On Tuesday, March 2, 2021 at 9:09:12 AM UTC-5, legg wrote:
On Sat, 27 Feb 2021 12:27:16 -0800 (PST), "
wrote:
On Saturday, February 27, 2021 at 12:42:20 PM UTC-5, wrote:
Lately I work on audio and have long thought that I get the **** that has already been gone through but I think I have ALMOST seen it all.

This amp in a receiver, not the greatest but is vintage, whatever it needed outputs though I don't know why.

So it is offset bigtime. The problem ? A 27K going to the emitters of the diff pair. So with that replaced it centers the voltage and all it supposeedly well but it has distortion. Wracked my brain or a bit and I decided to go inoto detail mode. What do I find ?

An 2.2K ohm resistor where an 18 ohm belongs. What's more it looked like it had never been changed or if so it was a very long time ago because the connections had the same dust on them as the rest of it.

**** like this is not normal, and I am dealing with more and more of it.

Then there is this quad unit, outputs good but it had more bad transistors than you could sweep off the floor. get the amp fixed and a channel is cutting out. Bad connection ? Nope, a transistor. Got that fixed and now off to another board that is no doubt full of bad transistors.

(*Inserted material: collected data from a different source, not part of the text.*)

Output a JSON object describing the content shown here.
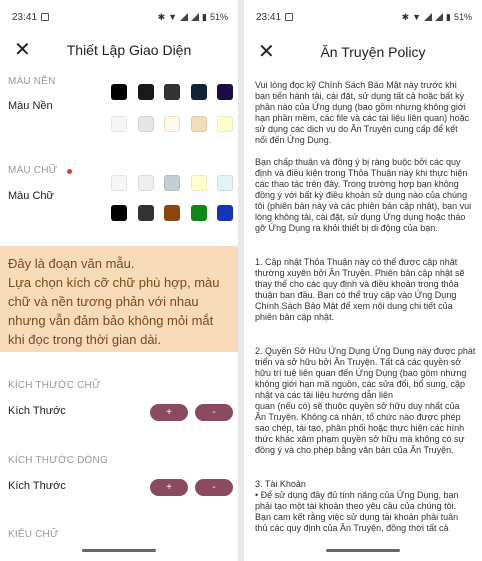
{
  "left": {
    "status": {
      "time": "23:41",
      "battery": "51%"
    },
    "title": "Thiết Lập Giao Diện",
    "bg_section": "MÀU NỀN",
    "bg_label": "Màu Nền",
    "text_section": "MÀU CHỮ",
    "text_label": "Màu Chữ",
    "bg_colors_row1": [
      "#000000",
      "#1a1a1a",
      "#333333",
      "#102338",
      "#1e0d42"
    ],
    "bg_colors_row2": [
      "#f7f7f7",
      "#e6e6e6",
      "#fff8e6",
      "#f3dcb9",
      "#ffffcc"
    ],
    "text_colors_row1": [
      "#f7f7f7",
      "#eeeeee",
      "#c5cfd3",
      "#ffffcc",
      "#dff4f4"
    ],
    "text_colors_row2": [
      "#000000",
      "#333333",
      "#8b4513",
      "#0a8a12",
      "#1534b8"
    ],
    "sample_lines": [
      "Đây là đoạn văn mẫu.",
      "Lựa chọn kích cỡ chữ phù hợp, màu",
      "chữ và nền tương phản với nhau",
      "nhưng vẫn đảm bảo không mỏi mắt",
      "khi đọc trong thời gian dài."
    ],
    "font_size_section": "KÍCH THƯỚC CHỮ",
    "font_size_label": "Kích Thước",
    "line_size_section": "KÍCH THƯỚC DÒNG",
    "line_size_label": "Kích Thước",
    "font_style_section": "KIỂU CHỮ",
    "plus": "+",
    "minus": "-",
    "colors": {
      "sample_bg": "#f8dcb9",
      "sample_text": "#7a4a1f",
      "button": "#8a4a60"
    }
  },
  "right": {
    "status": {
      "time": "23:41",
      "battery": "51%"
    },
    "title": "Ăn Truyện Policy",
    "p1": [
      "Vui lòng đọc kỹ Chính Sách Bảo Mật này trước khi",
      "bạn tiến hành tải, cài đặt, sử dụng tất cả hoặc bất kỳ",
      "phần nào của Ứng dụng (bao gồm nhưng không giới",
      "hạn phần mềm, các file và các tài liệu liên quan) hoặc",
      "sử dụng các dịch vụ do Ăn Truyện cung cấp để kết",
      "nối đến Ứng Dụng."
    ],
    "p2": [
      "Bạn chấp thuận và đồng ý bị ràng buộc bởi các quy",
      "định và điều kiện trong Thỏa Thuận này khi thực hiện",
      "các thao tác trên đây. Trong trường hợp bạn không",
      "đồng ý với bất kỳ điều khoản sử dụng nào của chúng",
      "tôi (phiên bản này và các phiên bản cập nhật), bạn vui",
      "lòng không tải, cài đặt, sử dụng Ứng dụng hoặc tháo",
      "gỡ Ứng Dụng ra khỏi thiết bị di động của bạn."
    ],
    "p3": [
      "1. Cập nhật Thỏa Thuận này có thể được cập nhật",
      "thường xuyên bởi Ăn Truyện. Phiên bản cập nhật sẽ",
      "thay thế cho các quy định và điều khoản trong thỏa",
      "thuận ban đầu. Bạn có thể truy cập vào Ứng Dụng",
      "Chính Sách Bảo Mật để xem nội dung chi tiết của",
      "phiên bản cập nhật."
    ],
    "p4": [
      "2. Quyền Sở Hữu Ứng Dụng Ứng Dụng này được phát",
      "triển và sở hữu bởi Ăn Truyện. Tất cả các quyền sở",
      "hữu trí tuệ liên quan đến Ứng Dụng (bao gồm nhưng",
      "không giới hạn mã nguồn, các sửa đổi, bổ sung, cập",
      "nhật và các tài liệu hướng dẫn liên",
      "quan (nếu có) sẽ thuộc quyền sở hữu duy nhất của",
      "Ăn Truyện. Không cá nhân, tổ chức nào được phép",
      "sao chép, tái tạo, phân phối hoặc thực hiện các hình",
      "thức khác xâm phạm quyền sở hữu mà không có sự",
      "đồng ý và cho phép bằng văn bản của Ăn Truyện."
    ],
    "p5": [
      "3. Tài Khoản",
      "• Để sử dụng đầy đủ tính năng của Ứng Dụng, bạn",
      "phải tạo một tài khoản theo yêu cầu của chúng tôi.",
      "Bạn cam kết rằng việc sử dụng tài khoản phải tuân",
      "thủ các quy định của Ăn Truyện, đồng thời tất cả"
    ]
  }
}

Life is trip, think of the destination.


The only time I really remember transistors being a red flag (other than early Germaniums) were some small Hitachi signal transistors from the 70s-80s - the TO-92 ones with the beveled top. Those things would go leaky or open or intermittent (their choice). It got to the point back then that I just automatically changed them whenever I saw one in anything I worked on. Pretty much eliminated any rechecks.

We had an issue with parts in TO98, which was a common package for
early GE plastic signal transistors. 2N339x 2n34xx. These were
encapsulated off-shore, possibly even a simple rebrand.

At the time, there was a suspicion that they weren't normal
supply chain product, as the bad parts were purchased through
brokers.

Although conforming to TO98 outline, they were a filled-epoxy
package, vs a molded epoxy. Anything showing up with the
filled-epoxy construction was simply dumped at incoming
inspection. Rubbish.

RL


We've all seen flat out counterfeits. When I used to repair an amplifier with blown outputs, I used to return them along with a copy of my do's and don'ts - things like checking for wayward strands of speaker wires, looking for speaker wires punctured under carpet strips, not doubling up speakers on one terminal block, leaving sufficient ventilation on top of the amplifier, etc. I remember when I had amplifiers coming back with reblown outs, and I blamed the customer. Turns out the semis I was buying were counterfeits, and it wasn't just audio transistors. We ran into this problem with television vertical output ICs, power supply ICs, horiz (line) outputs, STK convergence modules, and even Sony jungle ICs.. I remember going through my parts supply and tossing a good portion of them out and making sure to buy from only reputable suppliers or directly from the OEM.